Francis Thompson, with the help of other influential legislators such as another former representative (and Democrat) turned senator (and Republican) Jim Fannin, tried to export this model statewide. They found a willing acolyte in Democrat former state Sen. Ben Nevers, who along with former Republican state Sen. Jerry Thomas kickstarted the Washington Parish effort.
However, they encountered vocal resistance from many residents to whom the federal government listened, which led it to deny permit after permit for the WPRC to start the digging. Yet it took a long time to turn the tide, with Nevers fighting tooth-and-nail to keep the dream alive, even after he left the Senate.
A close ally and friend of Edwards, Nevers served as Edwards’ first chief of staff and managed to water down a bill by his successor Mizell (whom he barely defeated for reelection in 2011) in 2016 that stripped the WPRC of many of its powers and tried to repurpose it. Mizell wanted to kill the body then and there, but Edwards Administration intervention made her settle for emasculation.
Yet perhaps the turning point came in 2017 when the Louisiana Legislative Auditor issued a pessimistic report about it fulfilling its original purpose. Nevers had retired by then and Edwards needed not to give his political opponents ammunition confirming his tax-and-spend ways. Thus, Mizell swooped in this year to deliver the coup de grace that Edwards countenanced.
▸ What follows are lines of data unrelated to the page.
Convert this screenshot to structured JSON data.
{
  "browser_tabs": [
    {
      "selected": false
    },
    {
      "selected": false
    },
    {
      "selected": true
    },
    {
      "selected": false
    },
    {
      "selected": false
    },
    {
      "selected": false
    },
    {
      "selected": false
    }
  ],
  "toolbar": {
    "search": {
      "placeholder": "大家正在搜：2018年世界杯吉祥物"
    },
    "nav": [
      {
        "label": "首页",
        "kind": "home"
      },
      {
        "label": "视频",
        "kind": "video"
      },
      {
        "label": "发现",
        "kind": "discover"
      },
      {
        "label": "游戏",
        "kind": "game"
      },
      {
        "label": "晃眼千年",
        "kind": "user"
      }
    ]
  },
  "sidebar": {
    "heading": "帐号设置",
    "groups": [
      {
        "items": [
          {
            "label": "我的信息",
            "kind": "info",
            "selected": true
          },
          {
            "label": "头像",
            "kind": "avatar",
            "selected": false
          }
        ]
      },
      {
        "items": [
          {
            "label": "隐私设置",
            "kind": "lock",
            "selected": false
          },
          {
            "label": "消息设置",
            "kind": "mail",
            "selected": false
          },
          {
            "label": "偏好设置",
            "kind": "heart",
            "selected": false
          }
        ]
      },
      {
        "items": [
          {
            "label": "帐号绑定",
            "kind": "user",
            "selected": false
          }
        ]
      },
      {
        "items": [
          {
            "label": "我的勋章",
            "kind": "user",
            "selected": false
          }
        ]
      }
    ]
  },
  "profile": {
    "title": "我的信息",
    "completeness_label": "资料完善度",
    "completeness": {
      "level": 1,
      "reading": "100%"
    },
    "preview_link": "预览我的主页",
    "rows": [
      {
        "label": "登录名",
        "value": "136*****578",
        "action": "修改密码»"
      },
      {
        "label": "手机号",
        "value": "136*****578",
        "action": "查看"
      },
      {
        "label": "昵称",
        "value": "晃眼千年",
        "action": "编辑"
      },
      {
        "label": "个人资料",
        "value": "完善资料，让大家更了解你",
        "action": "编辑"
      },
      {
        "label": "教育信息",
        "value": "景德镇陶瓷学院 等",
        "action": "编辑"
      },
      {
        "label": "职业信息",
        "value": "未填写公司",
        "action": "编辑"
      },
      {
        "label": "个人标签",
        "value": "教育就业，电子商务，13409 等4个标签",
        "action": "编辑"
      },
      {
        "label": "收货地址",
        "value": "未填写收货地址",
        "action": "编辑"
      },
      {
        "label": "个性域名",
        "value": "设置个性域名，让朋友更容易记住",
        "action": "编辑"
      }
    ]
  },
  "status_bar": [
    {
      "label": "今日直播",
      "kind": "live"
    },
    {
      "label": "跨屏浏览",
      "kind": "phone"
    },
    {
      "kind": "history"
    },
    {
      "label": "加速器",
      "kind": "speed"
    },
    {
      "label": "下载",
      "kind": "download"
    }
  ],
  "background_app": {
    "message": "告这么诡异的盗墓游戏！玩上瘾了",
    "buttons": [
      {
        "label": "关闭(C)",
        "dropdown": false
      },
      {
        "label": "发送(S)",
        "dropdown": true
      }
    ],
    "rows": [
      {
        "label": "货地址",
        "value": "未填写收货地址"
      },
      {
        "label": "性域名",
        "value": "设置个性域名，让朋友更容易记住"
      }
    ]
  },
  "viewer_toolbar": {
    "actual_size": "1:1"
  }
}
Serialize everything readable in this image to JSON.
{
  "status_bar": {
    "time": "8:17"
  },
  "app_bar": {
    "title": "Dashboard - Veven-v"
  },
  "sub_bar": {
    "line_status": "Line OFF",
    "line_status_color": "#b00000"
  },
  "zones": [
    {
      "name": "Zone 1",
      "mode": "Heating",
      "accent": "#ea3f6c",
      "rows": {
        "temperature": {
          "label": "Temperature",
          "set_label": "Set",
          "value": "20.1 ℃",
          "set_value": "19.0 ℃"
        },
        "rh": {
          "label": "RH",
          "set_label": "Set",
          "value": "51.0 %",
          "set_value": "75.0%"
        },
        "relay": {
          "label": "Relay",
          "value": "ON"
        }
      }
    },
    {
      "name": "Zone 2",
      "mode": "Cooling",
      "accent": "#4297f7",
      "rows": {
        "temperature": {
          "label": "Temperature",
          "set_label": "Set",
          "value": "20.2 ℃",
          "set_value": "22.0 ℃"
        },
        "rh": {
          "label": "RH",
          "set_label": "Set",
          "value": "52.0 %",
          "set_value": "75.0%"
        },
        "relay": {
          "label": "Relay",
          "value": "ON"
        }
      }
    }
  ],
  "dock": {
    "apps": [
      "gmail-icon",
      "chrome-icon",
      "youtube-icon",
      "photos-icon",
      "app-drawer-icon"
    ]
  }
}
That Edwards and his government-as-venture-capital-investor cronies in state government capitulated demonstrated the eroding populist ethos. In Louisiana, obviously it has some staying power – witness the Motion Picture Investor Tax Credit that has given away around a net $1 billion to employ a few thousand people and enriched mostly wealthy non-residents in exchange for mostly forgettable films and television series – but it has started to go on the defensive.
Voters, as reflected in the individuals they send to represent them in Baton Rouge, increasingly have become skeptical of the idea that government knows best how to manage economic development. This leads to a less expansive view on the role of government and, ultimately, its size and greater sympathy in letting people keep more of what they earn.
That strikes at the heart of liberal populism, which argues for government gathering more resources for redistribution purposes. While SB 201 is a small victory, hopefully it’s one of many that gives Louisiana government the course correction its people need badly.